梧竹と明治の書 メッセージは「百代の新風」


徳島県立文学書道館で「梧竹と明治の書」展が開催されました。
この展覧会の図録に、日野先生が解説をお書きになっています。最期を自覚された先生は、この文章の中に現代の書への痛烈な批判と梧竹の書への限りない愛情を込められました。
そこで二回にわたってこの文章をご紹介し、ブログを閉じたいと思います。





 近代黎明期の作品/書家でない人士のパワー

 

ことしの梧竹展のテーマは「梧竹と明治の書/近代黎明期の作品」ですが、やはり明治は多彩で、それぞれの人がそれぞれの信念で書いているんだという印象をうけました。ここに名を連ねる勝海舟、伊藤博文などといった人たちが、どのように書けば人気が出るだろうかなどと、他人の顔色を伺いながらの計算をするわけはありません。彼らは幕末維新のまっただ中で、互いに白刃を交わして切り結び、殺すか殺されるか、文字通り必死に命がけの日々を生きた面々だ。誰もが「自我作古/我より古えをなす」の心意気をもっていたのは当然です。梧竹も、桜田門外の変のとき、はだしで藩主の駕籠脇に従い、雪に散った井伊直弼の鮮血をみたと語っていたそうです。八十歳過ぎの写真にも、木刀のようなものを腰に手ばさんでいるのが写っています。

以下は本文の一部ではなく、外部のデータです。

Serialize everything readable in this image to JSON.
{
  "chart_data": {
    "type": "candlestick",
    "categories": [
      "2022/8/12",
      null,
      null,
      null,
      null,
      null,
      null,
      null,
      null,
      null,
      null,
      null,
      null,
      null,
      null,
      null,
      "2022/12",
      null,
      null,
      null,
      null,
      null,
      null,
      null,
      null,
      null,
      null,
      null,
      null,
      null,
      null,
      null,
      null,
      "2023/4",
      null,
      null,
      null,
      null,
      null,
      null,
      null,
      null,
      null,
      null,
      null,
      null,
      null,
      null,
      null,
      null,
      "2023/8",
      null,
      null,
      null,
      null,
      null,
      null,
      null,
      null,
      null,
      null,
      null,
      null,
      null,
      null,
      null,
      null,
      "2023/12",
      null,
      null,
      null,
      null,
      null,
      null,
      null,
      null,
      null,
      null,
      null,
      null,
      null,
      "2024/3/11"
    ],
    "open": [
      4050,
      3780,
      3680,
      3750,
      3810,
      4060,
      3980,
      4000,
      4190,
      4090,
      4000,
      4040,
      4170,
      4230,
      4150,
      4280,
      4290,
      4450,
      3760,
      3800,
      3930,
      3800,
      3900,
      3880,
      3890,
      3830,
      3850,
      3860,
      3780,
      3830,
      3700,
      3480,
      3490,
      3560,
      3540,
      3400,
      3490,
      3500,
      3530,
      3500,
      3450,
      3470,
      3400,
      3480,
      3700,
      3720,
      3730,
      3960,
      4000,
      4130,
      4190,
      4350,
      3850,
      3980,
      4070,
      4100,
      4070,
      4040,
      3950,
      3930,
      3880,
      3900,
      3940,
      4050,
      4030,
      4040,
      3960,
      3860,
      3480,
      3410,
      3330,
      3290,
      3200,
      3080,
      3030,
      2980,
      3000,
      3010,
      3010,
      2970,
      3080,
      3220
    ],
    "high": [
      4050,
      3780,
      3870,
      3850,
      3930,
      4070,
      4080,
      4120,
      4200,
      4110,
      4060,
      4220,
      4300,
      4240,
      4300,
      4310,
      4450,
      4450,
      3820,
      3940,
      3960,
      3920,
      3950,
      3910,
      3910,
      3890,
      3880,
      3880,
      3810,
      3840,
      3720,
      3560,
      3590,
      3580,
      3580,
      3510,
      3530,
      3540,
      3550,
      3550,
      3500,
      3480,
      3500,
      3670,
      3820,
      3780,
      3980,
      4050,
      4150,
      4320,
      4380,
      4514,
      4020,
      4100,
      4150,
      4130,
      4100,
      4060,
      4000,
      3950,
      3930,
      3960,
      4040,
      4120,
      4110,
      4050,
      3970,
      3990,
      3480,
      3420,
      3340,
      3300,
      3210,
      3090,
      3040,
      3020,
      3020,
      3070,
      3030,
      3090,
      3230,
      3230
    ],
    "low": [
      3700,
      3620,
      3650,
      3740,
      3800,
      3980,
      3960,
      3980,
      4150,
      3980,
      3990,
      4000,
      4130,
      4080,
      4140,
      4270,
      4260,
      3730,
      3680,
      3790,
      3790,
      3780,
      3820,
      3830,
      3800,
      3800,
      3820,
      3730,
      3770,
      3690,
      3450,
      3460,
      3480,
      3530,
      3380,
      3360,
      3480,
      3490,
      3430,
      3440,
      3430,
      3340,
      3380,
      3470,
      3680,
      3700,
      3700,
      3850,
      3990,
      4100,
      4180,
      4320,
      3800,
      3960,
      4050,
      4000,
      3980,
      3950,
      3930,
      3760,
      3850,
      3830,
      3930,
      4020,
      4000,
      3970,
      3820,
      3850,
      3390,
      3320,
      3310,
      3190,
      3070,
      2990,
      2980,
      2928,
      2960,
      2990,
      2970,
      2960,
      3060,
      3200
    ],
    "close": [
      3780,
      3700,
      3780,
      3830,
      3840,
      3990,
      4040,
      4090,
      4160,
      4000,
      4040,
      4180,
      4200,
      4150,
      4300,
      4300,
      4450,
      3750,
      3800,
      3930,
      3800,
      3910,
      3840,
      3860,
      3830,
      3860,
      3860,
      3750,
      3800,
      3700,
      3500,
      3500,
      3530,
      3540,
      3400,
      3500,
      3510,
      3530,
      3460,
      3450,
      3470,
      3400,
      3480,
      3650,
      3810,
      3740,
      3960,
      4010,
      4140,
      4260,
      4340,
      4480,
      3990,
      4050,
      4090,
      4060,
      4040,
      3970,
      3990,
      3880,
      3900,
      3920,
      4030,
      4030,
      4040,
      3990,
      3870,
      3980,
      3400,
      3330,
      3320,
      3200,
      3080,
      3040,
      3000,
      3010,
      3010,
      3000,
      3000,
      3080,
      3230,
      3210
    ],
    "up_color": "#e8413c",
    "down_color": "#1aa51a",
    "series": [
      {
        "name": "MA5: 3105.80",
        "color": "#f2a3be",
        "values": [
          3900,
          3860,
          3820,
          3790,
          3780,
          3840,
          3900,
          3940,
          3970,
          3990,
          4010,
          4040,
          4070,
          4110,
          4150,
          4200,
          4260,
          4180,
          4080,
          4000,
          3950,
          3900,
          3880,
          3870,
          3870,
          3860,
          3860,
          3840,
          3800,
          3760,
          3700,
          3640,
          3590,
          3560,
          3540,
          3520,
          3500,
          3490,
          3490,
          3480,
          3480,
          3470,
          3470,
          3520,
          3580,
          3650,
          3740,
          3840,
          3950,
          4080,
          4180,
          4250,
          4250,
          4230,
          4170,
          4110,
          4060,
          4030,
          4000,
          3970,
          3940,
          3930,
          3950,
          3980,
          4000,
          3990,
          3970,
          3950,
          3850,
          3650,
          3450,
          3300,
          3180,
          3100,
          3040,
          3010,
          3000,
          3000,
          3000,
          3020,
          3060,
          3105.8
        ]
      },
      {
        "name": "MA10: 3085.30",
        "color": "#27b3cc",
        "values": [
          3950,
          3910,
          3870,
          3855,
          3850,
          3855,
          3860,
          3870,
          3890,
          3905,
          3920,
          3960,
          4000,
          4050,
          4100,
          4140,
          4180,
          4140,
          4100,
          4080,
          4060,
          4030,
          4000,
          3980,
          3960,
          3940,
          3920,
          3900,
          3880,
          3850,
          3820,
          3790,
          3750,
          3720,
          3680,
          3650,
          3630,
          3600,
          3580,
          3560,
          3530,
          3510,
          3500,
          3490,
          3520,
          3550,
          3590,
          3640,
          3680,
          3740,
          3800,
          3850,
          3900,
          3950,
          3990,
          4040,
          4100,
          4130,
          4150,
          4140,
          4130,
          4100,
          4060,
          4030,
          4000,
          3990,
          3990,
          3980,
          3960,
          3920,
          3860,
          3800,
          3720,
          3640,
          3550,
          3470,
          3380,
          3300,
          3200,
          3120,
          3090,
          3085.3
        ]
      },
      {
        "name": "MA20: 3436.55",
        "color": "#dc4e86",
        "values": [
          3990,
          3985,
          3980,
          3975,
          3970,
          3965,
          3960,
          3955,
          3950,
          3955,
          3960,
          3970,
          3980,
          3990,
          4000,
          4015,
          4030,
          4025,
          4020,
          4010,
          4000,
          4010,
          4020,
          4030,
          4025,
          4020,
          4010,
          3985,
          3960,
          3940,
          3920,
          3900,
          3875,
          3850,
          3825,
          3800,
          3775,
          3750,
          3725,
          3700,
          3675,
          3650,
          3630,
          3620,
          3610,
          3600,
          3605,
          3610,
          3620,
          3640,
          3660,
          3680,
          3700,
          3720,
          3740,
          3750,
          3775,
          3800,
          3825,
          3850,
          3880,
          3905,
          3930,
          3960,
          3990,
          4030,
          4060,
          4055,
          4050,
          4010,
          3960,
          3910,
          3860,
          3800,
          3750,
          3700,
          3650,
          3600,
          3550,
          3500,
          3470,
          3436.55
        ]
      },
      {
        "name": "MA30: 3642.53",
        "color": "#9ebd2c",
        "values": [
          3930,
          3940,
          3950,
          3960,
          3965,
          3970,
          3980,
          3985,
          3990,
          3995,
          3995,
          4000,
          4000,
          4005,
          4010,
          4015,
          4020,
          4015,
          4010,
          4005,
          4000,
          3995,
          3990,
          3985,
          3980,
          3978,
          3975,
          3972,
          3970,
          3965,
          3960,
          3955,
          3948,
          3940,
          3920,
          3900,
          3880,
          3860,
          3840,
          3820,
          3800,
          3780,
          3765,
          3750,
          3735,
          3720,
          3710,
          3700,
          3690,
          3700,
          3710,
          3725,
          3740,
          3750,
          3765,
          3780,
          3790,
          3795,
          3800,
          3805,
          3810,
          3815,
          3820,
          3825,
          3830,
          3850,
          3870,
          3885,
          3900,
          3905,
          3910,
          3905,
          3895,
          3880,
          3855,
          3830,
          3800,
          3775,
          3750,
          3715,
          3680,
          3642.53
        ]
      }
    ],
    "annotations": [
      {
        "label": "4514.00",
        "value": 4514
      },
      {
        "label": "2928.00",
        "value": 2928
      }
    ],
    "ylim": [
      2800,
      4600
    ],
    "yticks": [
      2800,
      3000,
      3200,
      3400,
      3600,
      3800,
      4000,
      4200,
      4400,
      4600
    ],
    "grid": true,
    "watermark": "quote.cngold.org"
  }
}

 現在の私たちは、書といえば展覧会、美術館などをイメージするようになっていますが、長い書の歴史からすれば、それは戦後わずかの期間の特異な現象だともいえます。三条実美や富岡鉄斎がどこかの展覧会に出品など考えるだけでも滑稽です。今度の展覧会をみるとき、現在の「書道界」の常識は、現在の「書道界」の範囲だけで通用する常識だということを頭に入れておくことが必要です。「明治の書」の中にあっては、「書家」ではない人士の書が大きなパワーを有する存在であり、当時でも現在でも、世人一般の関心は「書家」の書よりも「書家」ではない彼らの書に注がれているのが実状です。

 

■明治の書と現代の書/断絶を埋めよ

 「明治の書」と現在の書は、一応は一連につながったものではありますが、もっとも肝心な大本のところには厳しい断絶があるように思われてなりません。この度の展覧会は、現在の書に対してその断絶の修復を強く求めるものと、私は感じています。

 現在の書はある意味ですいぷんと器用に立ち回ることができるようです。始めて毛筆というものをもったギャルが、ホウキのように大きな筆にバケツの墨汁をふくませて紙面をぬたくりまわし、横から「個性が紙面に躍動しています」などとはやしたてる、というような演出も不可能ではなくなっているそうです。おそらく二度と筆をもつ機会などないでしょうが、字を書く気分どころではなく、パフォーマンスを愉しんでいるだけで、文字を書くことで何を表現するのかなどは問題外でしょう。

 書が展覧会場向けの限定品となると、流行にのったのがいい、目立つのがいい、騒がれるのがいい、視聴率が上がるのがいい、入場者が多いのがいい。結局は、何でも経済効果、商売の方が気になってしまいやすいのは目に見えています。書の世界は、利権争奪・権力闘争、シェア拡大競争、そんな種類のものとは無縁だったはずだと思うのですが、経済効果優先の時節柄、書道界にもおいしいマーケットとみて群がってくるハゲタカたちがいないわけでもないでしょう。そんな環境の中では、肝心の書の到達目標も包み紙のデザイン程度のところに移転して、人目を惹く付加価値を狙ったなくもがなの小細工が目立つことになるのでしょう。明流人の志や気概からは隔絶した異文化の世界が形成されても不思議ではないようなカルチャー環境です。

 この展覧会がかかげる「近代の黎明」のタイトルにも赤信号が灯りそうな話になってしまいました。現代の書を憂う遺言書ともいうべき春名好重『よみがえれ! 書』が出たのは10年前でしたが、私たち書道界のそとにいる者には、「書の危機」を自覚し克服しようというような書道界の動きはあまりみられないように思います。文化庁が昨年、マンガやアニメを国際的な「ソフトパワー」の競争力を持つ産業として着目し、117億円をかけて「アニメの殿堂」建設をもくろみました。私もいくつかの集会で「墨の殿堂」建設運動を提案してみましたが、書道界の関係者たちからの反応はほとんどゼロでした。「近代の黎明」と思っていたものが、実は「現代の混迷・没落への予兆」で、最後にやってくるのが「書の終焉」だったなんてことになるなら、また何をかいわんやです。明るい将来像のヴィジョンが見えてこないのは政治屋さんの世界だけではないようです。